Sometimes you walk into the bookstore and the manager didn't even know you were
coming."
Those heady days may be over, it seems, as Reid
prepares for his first published collection of short stories as well as a second novel.
"It never, ever, ever gets easier," he says of his sophomore effort.
"Before, with the first novel, there was everything to gain and nothing to lose. Now,
my brain is working more than my heart and I'm analyzing every step I'm taking. The minute
I have confidence in it, that would be the end of it."
In addition, he is completing the screenplay for If
I Don't Six, which is currently being optioned by New Line Cinema. The casting should
be very interesting. After all, how do you make a sports movie that hasn't already been
cliched to death?
Reid may have the answer.
"The character is probably a little bit smarter
than I was and probably a lot more aware of his situation," he says. "I wasn't
that aware. The character is much wiser than I ever was. These are monster players who go
from their parents' hands to coaches hands."
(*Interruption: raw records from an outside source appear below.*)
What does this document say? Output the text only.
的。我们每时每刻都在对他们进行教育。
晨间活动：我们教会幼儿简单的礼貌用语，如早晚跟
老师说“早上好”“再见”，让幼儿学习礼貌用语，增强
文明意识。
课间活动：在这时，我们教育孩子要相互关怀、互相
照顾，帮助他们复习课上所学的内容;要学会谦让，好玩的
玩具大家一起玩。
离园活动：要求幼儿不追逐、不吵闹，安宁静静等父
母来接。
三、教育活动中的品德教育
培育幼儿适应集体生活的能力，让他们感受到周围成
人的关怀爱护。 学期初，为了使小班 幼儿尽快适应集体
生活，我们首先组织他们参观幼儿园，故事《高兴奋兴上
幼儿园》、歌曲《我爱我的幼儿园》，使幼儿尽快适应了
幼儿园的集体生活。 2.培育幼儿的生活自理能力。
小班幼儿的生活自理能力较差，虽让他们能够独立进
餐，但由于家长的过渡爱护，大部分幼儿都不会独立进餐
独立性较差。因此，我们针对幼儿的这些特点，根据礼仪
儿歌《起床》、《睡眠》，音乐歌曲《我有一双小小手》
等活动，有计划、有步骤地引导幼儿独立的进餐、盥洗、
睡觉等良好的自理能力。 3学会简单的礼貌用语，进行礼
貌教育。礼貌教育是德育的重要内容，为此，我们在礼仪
Because it is done so often -- and not always
successfully -- the task of bringing a fictional sporting event to life is always
challenging.
"What interested me was violence," he
says. "A gut reaction of a narrator on the page. There is no looking back on the
moment, because it happens in the present tense, as all violence does. There is a rush: a
feeling of both dread and exhilaration. Making verbs pop. You should write about it
quickly and not build it too much."
Now a Catskills-dwelling father of a little girl,
Reid is still a sports fan but no longer watches football.
"There are guys who live and die for the game
and it consumes their whole life," he says. "I can't understand that. It's a
mystery to me. There is a line between enjoying something and having it dominate your
life. We all see the stereotypical fan. What is going through the guy's head who has his
body painted and his shirt off? What an impoverished life that person must lead if he is
willing to go to that great of a length. I never understood it and I think part of it
comes from being on the other end of it. I mean, you're eighteen-years old and professors
who you don't know want to shake your hand. Women who you've never met want to be around
you and look at you as if you're special. Why am I so special? I couldn't wrap my head
around the idea that I was someone special. I felt guilty. I'm not deserving of this
attention or this adoration."
He had better get used to it, though, because his
day is coming. However, like most working stiffs, Reid knows the score.
He fears "the knowledge that any moment you'll
be working with your back. Many blue-collar writers write to rescue themselves from the
fate that happens to their fellow blue-collar workers. They write to save themselves. Many
serious writers put the message or the theme first at the expense of the character and the
story. I want to tell a story first. All the other stuff follows."
We'll be following you, buddy, behind your next
literary touchdown. Spike that ball and do a victory dance!